Basically in the past we were iterating over ~10k records, upserting them in a loop one by one.
Now we are batching them, 10 batches of 500 records at once, which makes it more efficient
I know this is much later but I think this information is useful for future people who find this page.
Seeing here that workflows just stop if they run out of memory made me consider changing all of my loops from "Parallel" (which is the new loop's default) to "Sequential" and add a small iteration delay. This makes the workflows run for longer, but it also seems to reduce the memory used at once, fixing the issue.
Just to add to the list of things to try when attempting to use less memory. In my opinion it can be easy to overlook some of the simple things we all stare at without much thought, especially now-a-days with many GBs of mem at our fingertips. for example, the amount of unused data being returned after EVERY block. choose to annoyingly type out every column name you need just so you can save space by not wasting it on column values you never use or care about.
SELECT * can be evil and it can add up, especially if you have a large dataset returned in 1 block, the same sized dataset afterwards being processing and returned in a 2nd block, then the return object for the workflow response uses a 3rd copy. what was initially a single object with 5k rows, is now 3 objects with 5k rows. consider using functions to prune datasets before ending a block (this might mean converting a loop to js so you do mid loop processing or something) this also means the more blocks that you run, the less 'working space' the next block has to complete it's task.
with a shrinking memory pool, long lasting loops or loops with inefficient memory usage should be performed as early as possible. this might mean having to split loop logic so the memory intensive stuff is returned from a much earlier block which will increase how long the process will run with a higher memory profile but if all code after allocating the memory for larger stuff earlier is overall less memory intensive then you've successfully lowered your odds of over-allocating by pre-allocating
not all built-in functions you can use on Arrays, Objects and strings are the same even if their description makes it sound like they are. careful of things like .map(), .filter() and .concat() [or the + symbol when datatype is relevant] return copies of the array or object used as input/parameters... so if you called .map on an array with 10k items, now you have 2 arrays with 10k items in memory.

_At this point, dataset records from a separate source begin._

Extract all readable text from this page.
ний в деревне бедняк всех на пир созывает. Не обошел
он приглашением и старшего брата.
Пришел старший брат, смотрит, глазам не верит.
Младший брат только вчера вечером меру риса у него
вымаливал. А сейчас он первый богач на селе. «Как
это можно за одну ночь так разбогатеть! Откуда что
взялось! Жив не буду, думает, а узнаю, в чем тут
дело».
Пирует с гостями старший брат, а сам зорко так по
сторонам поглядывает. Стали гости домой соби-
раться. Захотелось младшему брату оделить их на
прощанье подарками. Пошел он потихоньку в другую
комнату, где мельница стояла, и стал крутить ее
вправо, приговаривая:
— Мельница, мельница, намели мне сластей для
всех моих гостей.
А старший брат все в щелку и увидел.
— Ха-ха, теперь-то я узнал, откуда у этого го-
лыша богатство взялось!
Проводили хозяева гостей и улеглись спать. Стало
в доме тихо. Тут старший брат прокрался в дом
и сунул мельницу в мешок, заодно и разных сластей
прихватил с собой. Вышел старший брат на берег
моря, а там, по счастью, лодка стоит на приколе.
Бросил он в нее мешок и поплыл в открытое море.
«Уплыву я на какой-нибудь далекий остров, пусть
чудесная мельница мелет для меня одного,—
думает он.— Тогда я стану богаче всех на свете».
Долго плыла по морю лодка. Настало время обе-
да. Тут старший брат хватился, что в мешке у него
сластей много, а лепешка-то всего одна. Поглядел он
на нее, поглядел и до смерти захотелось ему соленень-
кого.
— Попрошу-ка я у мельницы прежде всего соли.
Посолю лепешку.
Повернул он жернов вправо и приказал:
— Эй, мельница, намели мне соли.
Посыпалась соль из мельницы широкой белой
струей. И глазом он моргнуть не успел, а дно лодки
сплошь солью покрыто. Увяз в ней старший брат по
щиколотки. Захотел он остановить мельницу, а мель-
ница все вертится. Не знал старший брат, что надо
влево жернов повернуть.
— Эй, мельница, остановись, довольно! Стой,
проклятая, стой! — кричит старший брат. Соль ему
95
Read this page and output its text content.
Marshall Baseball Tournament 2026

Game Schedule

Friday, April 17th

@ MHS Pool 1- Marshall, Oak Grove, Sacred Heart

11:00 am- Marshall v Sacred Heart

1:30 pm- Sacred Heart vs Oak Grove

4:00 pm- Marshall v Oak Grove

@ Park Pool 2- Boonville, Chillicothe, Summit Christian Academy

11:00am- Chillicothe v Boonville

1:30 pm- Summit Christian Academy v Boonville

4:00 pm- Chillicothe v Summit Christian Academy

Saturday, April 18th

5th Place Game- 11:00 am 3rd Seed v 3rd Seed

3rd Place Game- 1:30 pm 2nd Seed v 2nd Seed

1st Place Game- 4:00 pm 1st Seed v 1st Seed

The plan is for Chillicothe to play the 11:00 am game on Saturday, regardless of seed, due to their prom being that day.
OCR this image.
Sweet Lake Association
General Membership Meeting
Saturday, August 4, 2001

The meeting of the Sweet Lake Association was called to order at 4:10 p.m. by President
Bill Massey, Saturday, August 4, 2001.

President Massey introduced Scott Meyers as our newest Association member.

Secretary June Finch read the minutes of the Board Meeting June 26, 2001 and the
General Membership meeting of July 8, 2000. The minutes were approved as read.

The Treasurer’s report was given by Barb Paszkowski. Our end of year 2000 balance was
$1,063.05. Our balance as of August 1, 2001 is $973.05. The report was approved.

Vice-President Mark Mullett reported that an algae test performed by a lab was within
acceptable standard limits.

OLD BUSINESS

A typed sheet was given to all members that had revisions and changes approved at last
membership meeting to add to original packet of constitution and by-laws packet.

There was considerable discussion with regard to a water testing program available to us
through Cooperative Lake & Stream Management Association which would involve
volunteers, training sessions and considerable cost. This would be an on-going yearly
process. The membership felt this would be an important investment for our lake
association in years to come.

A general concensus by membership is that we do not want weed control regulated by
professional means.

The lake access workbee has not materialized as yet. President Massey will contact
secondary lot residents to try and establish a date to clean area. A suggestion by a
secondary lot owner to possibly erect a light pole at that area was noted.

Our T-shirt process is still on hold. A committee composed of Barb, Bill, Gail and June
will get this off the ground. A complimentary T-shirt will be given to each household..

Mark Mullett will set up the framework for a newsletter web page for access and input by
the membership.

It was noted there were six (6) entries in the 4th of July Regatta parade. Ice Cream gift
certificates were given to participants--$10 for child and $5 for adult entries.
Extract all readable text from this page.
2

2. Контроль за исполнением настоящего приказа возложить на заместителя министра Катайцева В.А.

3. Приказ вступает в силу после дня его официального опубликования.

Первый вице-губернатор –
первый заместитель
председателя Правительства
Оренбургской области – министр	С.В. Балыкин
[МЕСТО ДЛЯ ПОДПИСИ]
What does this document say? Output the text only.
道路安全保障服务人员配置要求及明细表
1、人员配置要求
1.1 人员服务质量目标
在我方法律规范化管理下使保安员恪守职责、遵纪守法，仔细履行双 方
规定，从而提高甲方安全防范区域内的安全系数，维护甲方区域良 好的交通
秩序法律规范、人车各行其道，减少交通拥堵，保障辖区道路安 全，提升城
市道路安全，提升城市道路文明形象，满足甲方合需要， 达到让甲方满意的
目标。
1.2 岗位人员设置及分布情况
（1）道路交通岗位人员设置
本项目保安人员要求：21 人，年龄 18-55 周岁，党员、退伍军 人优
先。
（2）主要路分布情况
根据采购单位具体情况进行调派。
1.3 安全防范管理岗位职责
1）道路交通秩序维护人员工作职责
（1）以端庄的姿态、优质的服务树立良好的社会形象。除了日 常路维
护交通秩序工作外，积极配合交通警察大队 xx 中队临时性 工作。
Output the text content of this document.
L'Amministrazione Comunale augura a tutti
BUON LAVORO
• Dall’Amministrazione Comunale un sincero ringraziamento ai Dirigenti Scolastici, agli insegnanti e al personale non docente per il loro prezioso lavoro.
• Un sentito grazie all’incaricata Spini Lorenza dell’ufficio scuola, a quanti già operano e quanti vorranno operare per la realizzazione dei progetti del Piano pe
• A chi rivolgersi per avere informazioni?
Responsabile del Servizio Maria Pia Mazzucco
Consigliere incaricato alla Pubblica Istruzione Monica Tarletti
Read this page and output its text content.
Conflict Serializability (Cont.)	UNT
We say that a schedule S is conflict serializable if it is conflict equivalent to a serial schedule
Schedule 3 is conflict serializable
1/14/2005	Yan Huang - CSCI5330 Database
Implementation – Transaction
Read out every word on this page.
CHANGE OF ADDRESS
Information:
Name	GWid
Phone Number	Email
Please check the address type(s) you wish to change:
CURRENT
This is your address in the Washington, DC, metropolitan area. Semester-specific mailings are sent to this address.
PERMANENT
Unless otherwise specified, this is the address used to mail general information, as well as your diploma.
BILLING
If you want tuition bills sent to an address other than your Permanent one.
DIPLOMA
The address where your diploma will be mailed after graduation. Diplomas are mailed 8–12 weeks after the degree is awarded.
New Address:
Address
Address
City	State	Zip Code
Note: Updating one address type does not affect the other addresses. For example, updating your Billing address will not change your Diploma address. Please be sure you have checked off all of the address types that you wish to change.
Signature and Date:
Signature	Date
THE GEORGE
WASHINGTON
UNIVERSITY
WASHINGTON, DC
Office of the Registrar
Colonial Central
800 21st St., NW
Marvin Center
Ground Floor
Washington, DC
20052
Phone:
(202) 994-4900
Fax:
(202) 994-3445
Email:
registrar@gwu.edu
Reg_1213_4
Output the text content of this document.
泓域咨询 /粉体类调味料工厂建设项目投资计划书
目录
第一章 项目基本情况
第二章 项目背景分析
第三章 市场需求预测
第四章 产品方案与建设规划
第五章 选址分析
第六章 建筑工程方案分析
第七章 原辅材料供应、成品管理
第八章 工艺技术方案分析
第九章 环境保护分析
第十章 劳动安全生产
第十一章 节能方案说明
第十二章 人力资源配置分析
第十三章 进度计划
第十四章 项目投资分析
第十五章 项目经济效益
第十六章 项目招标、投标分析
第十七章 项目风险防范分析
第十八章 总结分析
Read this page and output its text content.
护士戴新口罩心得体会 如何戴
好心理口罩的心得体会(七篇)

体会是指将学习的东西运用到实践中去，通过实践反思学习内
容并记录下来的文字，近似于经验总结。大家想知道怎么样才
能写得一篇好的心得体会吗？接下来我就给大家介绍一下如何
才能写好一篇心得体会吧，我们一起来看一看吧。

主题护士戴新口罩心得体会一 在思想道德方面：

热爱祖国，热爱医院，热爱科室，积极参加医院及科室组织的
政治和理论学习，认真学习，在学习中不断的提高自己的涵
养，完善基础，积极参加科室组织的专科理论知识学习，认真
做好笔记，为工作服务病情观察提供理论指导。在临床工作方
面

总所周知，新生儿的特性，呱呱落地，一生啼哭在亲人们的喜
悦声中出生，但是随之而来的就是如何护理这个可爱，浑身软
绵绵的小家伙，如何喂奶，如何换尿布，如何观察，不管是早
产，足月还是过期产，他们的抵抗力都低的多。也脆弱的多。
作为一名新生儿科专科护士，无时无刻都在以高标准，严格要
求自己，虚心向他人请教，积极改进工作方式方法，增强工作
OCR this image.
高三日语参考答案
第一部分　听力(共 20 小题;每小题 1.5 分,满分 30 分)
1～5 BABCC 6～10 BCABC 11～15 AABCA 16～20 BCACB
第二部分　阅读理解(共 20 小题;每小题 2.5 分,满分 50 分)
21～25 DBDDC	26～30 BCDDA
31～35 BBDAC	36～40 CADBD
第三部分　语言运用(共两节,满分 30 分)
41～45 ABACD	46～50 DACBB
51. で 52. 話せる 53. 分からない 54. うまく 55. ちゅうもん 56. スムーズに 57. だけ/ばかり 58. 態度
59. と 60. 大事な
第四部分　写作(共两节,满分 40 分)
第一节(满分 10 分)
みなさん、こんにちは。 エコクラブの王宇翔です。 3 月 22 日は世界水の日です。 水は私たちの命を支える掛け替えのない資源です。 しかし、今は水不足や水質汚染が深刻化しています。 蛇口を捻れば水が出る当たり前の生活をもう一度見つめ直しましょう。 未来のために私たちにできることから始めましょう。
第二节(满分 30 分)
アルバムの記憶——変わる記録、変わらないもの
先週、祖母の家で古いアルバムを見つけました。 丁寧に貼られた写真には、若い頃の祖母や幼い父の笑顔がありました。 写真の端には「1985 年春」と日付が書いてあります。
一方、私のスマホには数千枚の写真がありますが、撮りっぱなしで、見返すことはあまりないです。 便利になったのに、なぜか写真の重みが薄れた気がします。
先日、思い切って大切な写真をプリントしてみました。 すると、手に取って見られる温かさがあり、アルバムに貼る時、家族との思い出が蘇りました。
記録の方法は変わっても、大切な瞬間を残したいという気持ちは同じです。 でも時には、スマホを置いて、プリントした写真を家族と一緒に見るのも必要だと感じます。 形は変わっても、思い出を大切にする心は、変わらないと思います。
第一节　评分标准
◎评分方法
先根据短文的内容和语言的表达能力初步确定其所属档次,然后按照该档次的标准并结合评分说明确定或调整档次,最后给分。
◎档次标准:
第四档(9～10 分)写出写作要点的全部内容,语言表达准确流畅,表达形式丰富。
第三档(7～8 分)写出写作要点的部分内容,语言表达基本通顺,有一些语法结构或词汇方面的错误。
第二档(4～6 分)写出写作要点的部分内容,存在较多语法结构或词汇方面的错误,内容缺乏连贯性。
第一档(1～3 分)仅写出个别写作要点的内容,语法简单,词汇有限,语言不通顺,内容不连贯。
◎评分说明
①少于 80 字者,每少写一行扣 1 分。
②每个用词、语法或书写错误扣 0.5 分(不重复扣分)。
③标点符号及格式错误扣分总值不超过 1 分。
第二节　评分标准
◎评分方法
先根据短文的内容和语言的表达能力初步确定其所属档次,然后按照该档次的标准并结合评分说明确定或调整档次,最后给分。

here's a cheat sheet of sorts that's easy to glance at and get what you need. otherwise you want to focus on the Instance Methods section on the left here for arrays, objects here and strings there. those will be the most common types you'll be dealing with, other types can be found here though, just scroll up and down on the left looking for this section:
here's an example of what you're looking for when you do find a method that you're looking for or one that sounds like what you're looking for:
Anyone figure this out? This suddenly started happening to us today out of nowhere. All workflows with API requests time out. There is nothing wrong with our API endpoints, they run fine when you manually hit them and our logs don't even show that Retool is attempting any API request. So Retool says the API request timed out, but Retool didn't even make any requests. When we run the Workflow manually everything works fine. Very strange. Just started happening this morning. Seems like Retool just gets hung at a workflow step and doesn't even attempt requests.
Hey @ddsgadget! I just realized that your post here was never directly addressed. Are you still having an issue with your workflows?
The original issue described above was ultimately caused by excessive memory use and primarily solved by batching requests, but it doesn't necessarily sound like the behavior you're describing is related. If that proves to be true, I'll break your post out into a separate topic.